There was a time, not so long ago, when a significant sporting decision with lots of money and the weight of history at stake was made solely by sportswriters. After decades of complaints that those votes were well-intentioned but insufficient at best (and stupid and incorrect at worst), a change was made. The voices of multiple groups would be heard. Statistics would play a role in determining the outcome. And everyone would live happily ever after.

That new system was the BCS. And aside from the happily ever after part, there can be little doubt that the manner in which college football chooses its championship matchup -- though still far, far from perfect (here’s a vote for a playoff) -- is a far superior system to the previous format: an ancient ritual of simply letting a single, inherently biased group make such a determination.

Baseball’s awards season has come and gone and, with it,  the usual supply of columns arguing that sportswriters who vote for baseball’s awards have no more right voting for an MVP or Cy Young winner than they do the Prime Minister of Australia.

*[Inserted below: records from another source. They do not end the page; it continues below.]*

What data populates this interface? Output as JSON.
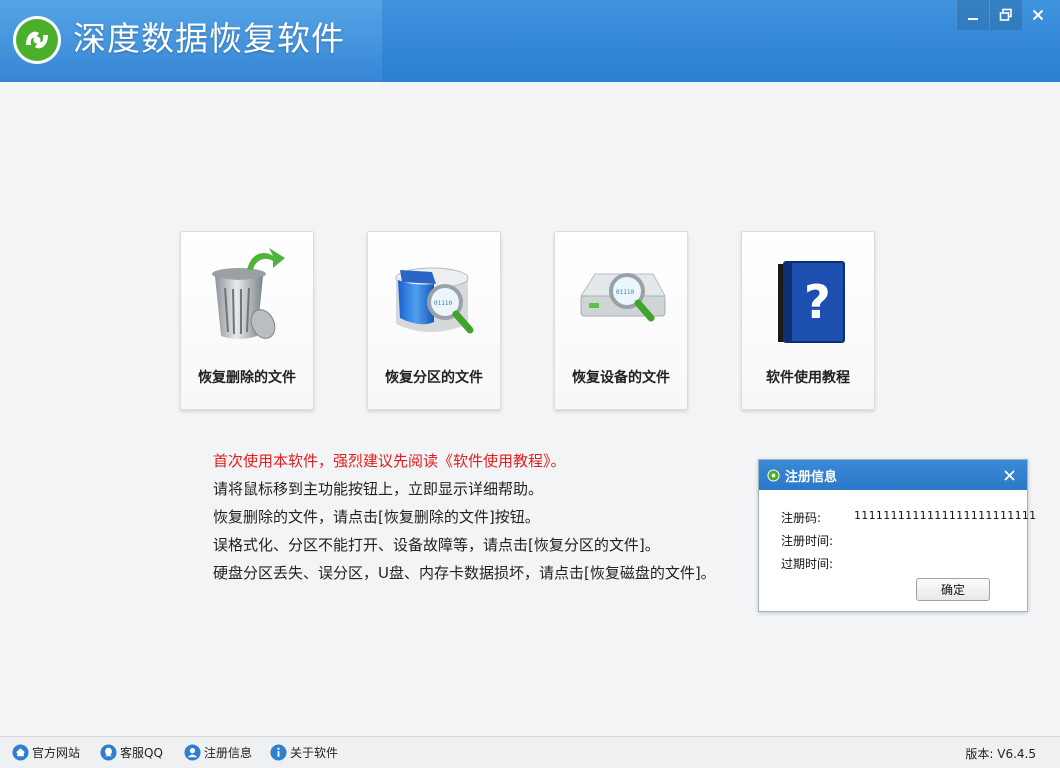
{
  "app": {
    "title": "深度数据恢复软件"
  },
  "window_controls": {
    "minimize": "minimize",
    "restore": "restore",
    "close": "close"
  },
  "tiles": [
    {
      "label": "恢复删除的文件",
      "icon": "recycle-bin-icon"
    },
    {
      "label": "恢复分区的文件",
      "icon": "partition-search-icon"
    },
    {
      "label": "恢复设备的文件",
      "icon": "device-search-icon"
    },
    {
      "label": "软件使用教程",
      "icon": "help-book-icon"
    }
  ],
  "help": {
    "warning": "首次使用本软件，强烈建议先阅读《软件使用教程》。",
    "lines": [
      "请将鼠标移到主功能按钮上，立即显示详细帮助。",
      "恢复删除的文件，请点击[恢复删除的文件]按钮。",
      "误格式化、分区不能打开、设备故障等，请点击[恢复分区的文件]。",
      "硬盘分区丢失、误分区，U盘、内存卡数据损坏，请点击[恢复磁盘的文件]。"
    ]
  },
  "dialog": {
    "title": "注册信息",
    "reg_code_label": "注册码:",
    "reg_code_value": "1111111111111111111111111",
    "reg_time_label": "注册时间:",
    "expire_time_label": "过期时间:",
    "ok_label": "确定"
  },
  "statusbar": {
    "items": [
      {
        "label": "官方网站",
        "icon": "home-icon"
      },
      {
        "label": "客服QQ",
        "icon": "qq-icon"
      },
      {
        "label": "注册信息",
        "icon": "user-icon"
      },
      {
        "label": "关于软件",
        "icon": "info-icon"
      }
    ],
    "version": "版本: V6.4.5"
  },
  "colors": {
    "titlebar": "#2a7fd1",
    "warning_text": "#e02020",
    "background": "#f3f4f6"
  }
}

This awards season alone saw Edinson Volquez get three votes for Rookie of the Year when he’s not a rookie and Dustin Pedroia win AL MVP despite being left off someone’s 10-man ballot entirely. Those weren't the only voting sins in recent history. There was the travesty of 2003, when Hideki Matsui lost the AL Rookie of the Year award to Angel Berroa because two voters decided on their own -- against BBWAA rules -- that Matsui, then 29 years old and a three-time league MVP in Japan, was not a rookie at all.

But what can be done to replace that system. Should it be the players voting? The fans? Front office executives? Former winners? A select panel made up of all the above groups? Should it be done using a statistical formula? (Statheads rejoice: VORP and WARP will finally have their day.)

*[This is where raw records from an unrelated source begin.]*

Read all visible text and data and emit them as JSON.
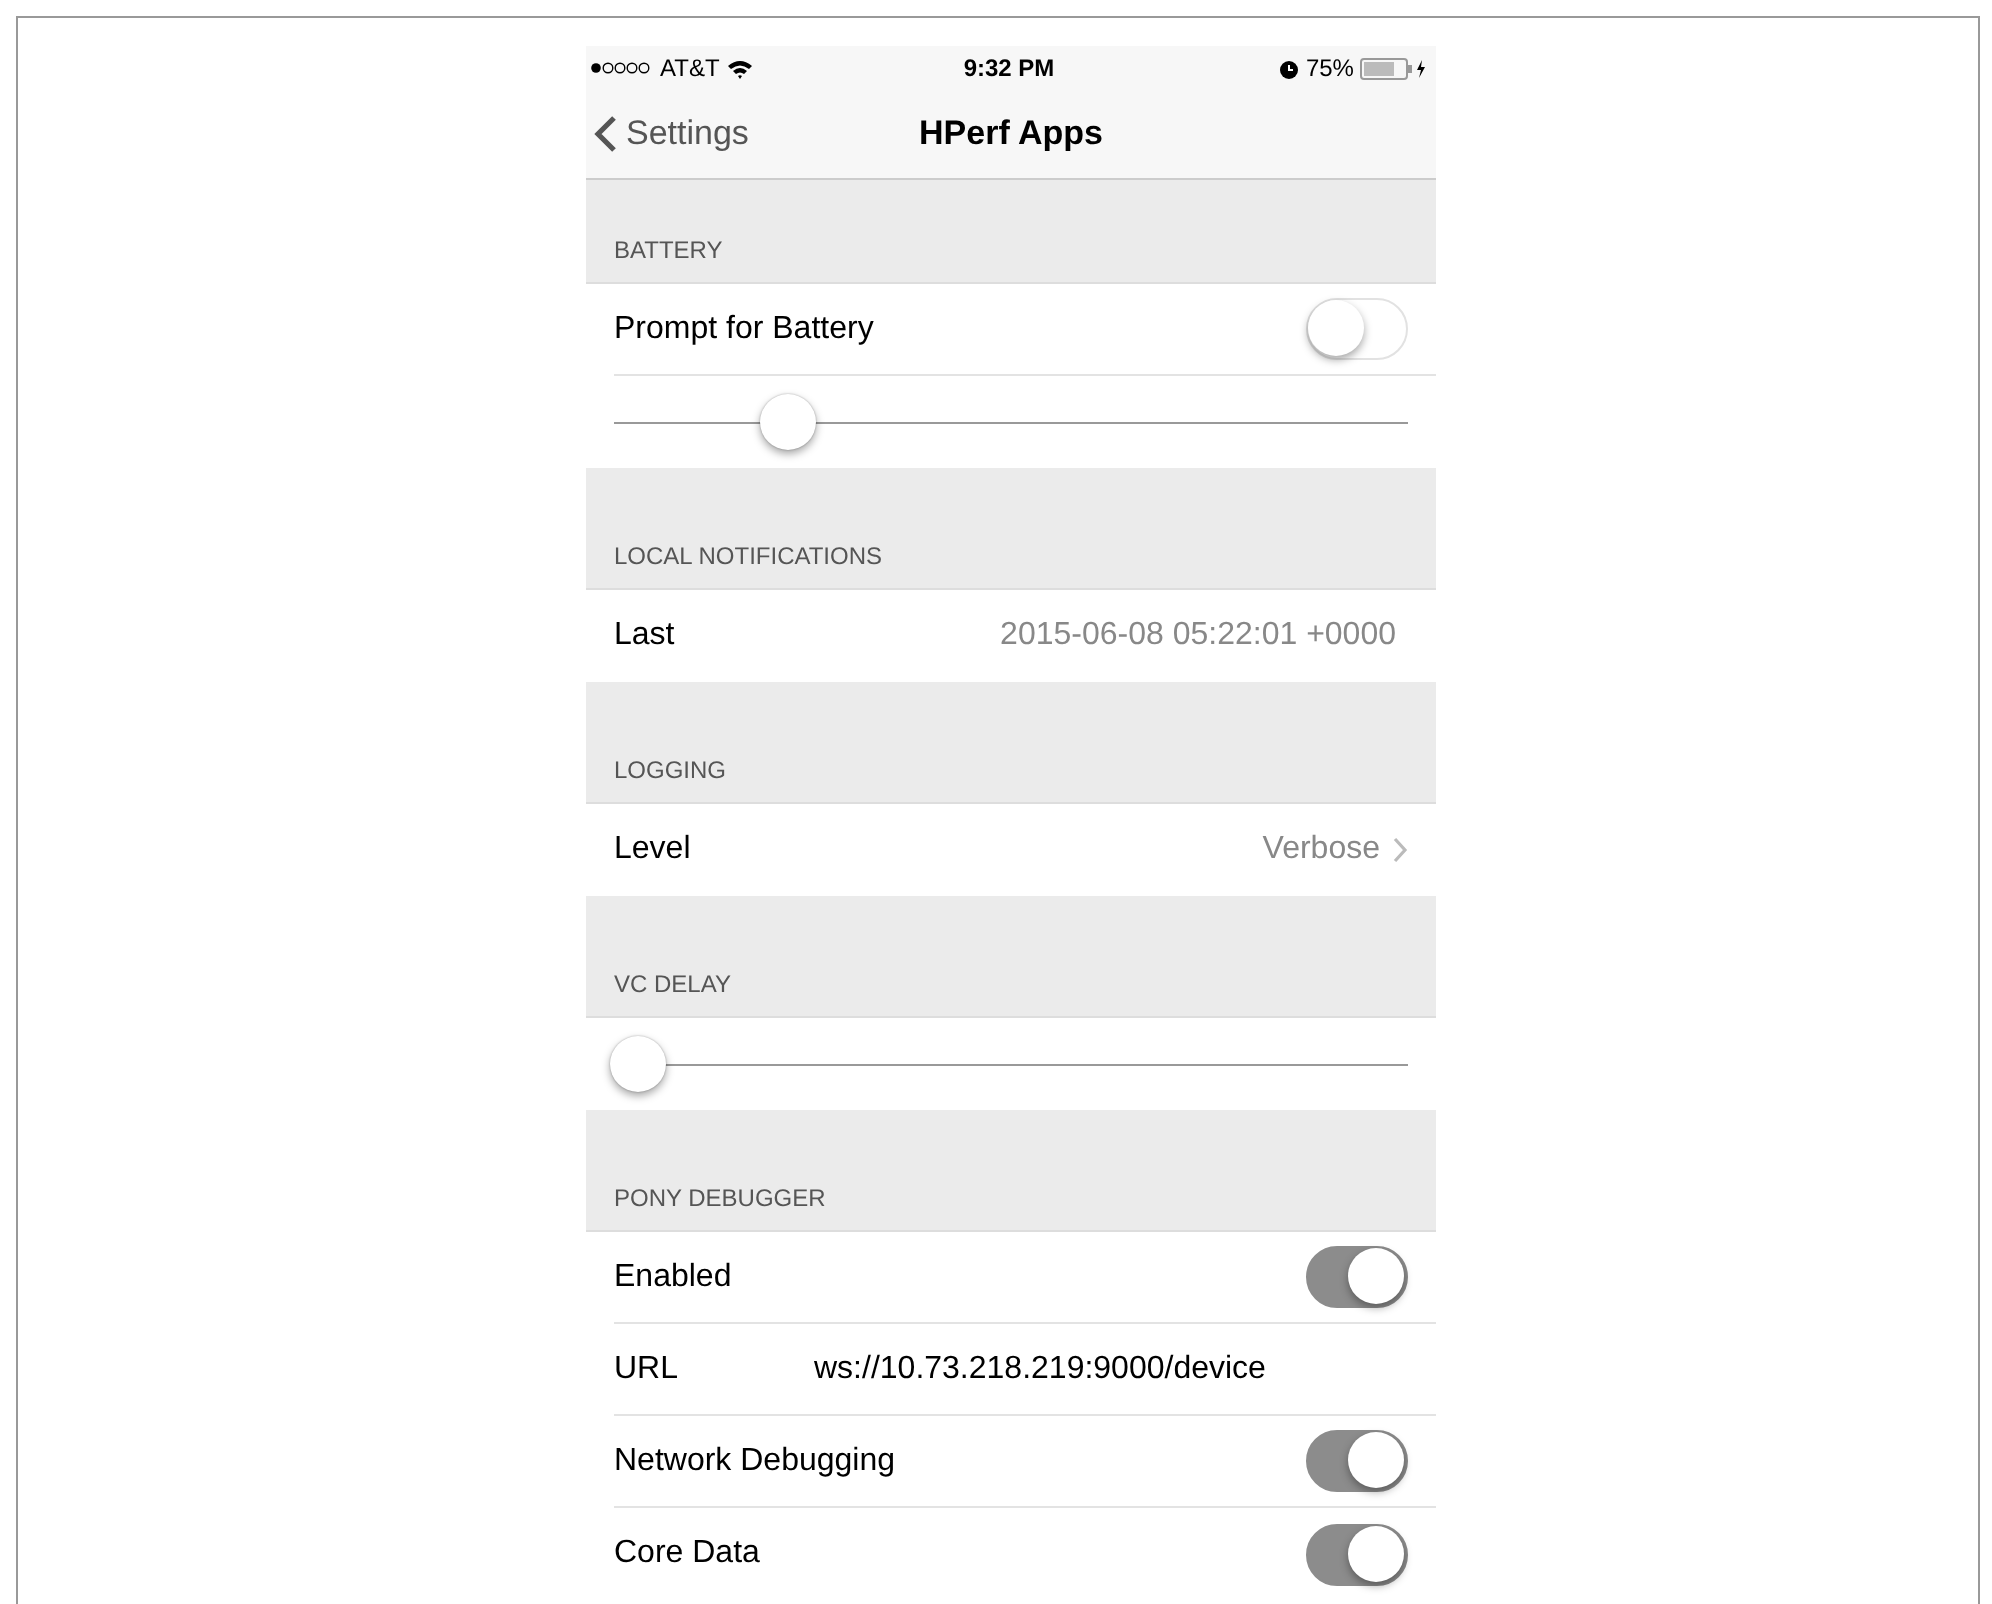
{
  "status_bar": {
    "carrier": "AT&T",
    "time": "9:32 PM",
    "battery_percent": "75%"
  },
  "nav": {
    "back": "Settings",
    "title": "HPerf Apps"
  },
  "sections": [
    {
      "header": "BATTERY",
      "rows": [
        {
          "kind": "toggle",
          "label": "Prompt for Battery",
          "on": false
        },
        {
          "kind": "slider",
          "level": 0.22
        }
      ]
    },
    {
      "header": "LOCAL NOTIFICATIONS",
      "rows": [
        {
          "kind": "value",
          "label": "Last",
          "value": "2015-06-08 05:22:01 +0000"
        }
      ]
    },
    {
      "header": "LOGGING",
      "rows": [
        {
          "kind": "disclosure",
          "label": "Level",
          "value": "Verbose"
        }
      ]
    },
    {
      "header": "VC DELAY",
      "rows": [
        {
          "kind": "slider",
          "level": 0.03
        }
      ]
    },
    {
      "header": "PONY DEBUGGER",
      "rows": [
        {
          "kind": "toggle",
          "label": "Enabled",
          "on": true
        },
        {
          "kind": "text",
          "label": "URL",
          "value": "ws://10.73.218.219:9000/device"
        },
        {
          "kind": "toggle",
          "label": "Network Debugging",
          "on": true
        },
        {
          "kind": "toggle",
          "label": "Core Data",
          "on": true
        }
      ]
    }
  ]
}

How about this: use them all. Take the BCS formula of weighing several different components and come up with a system that cancels, as effectively as possible, the inherent biases of each group to reach a consensus that offers the truest choice for these awards.

Break it down in whatever fashion makes the most sense (two-thirds for the writers’ vote, one-third for a statistical formula plus the votes for players, fans and front-office executives, for instance.) And most importantly, do not be afraid to change things to make the system as perfect as possible. Because the current one is simply not the most effective way of determining awards that have millions of dollars riding on them.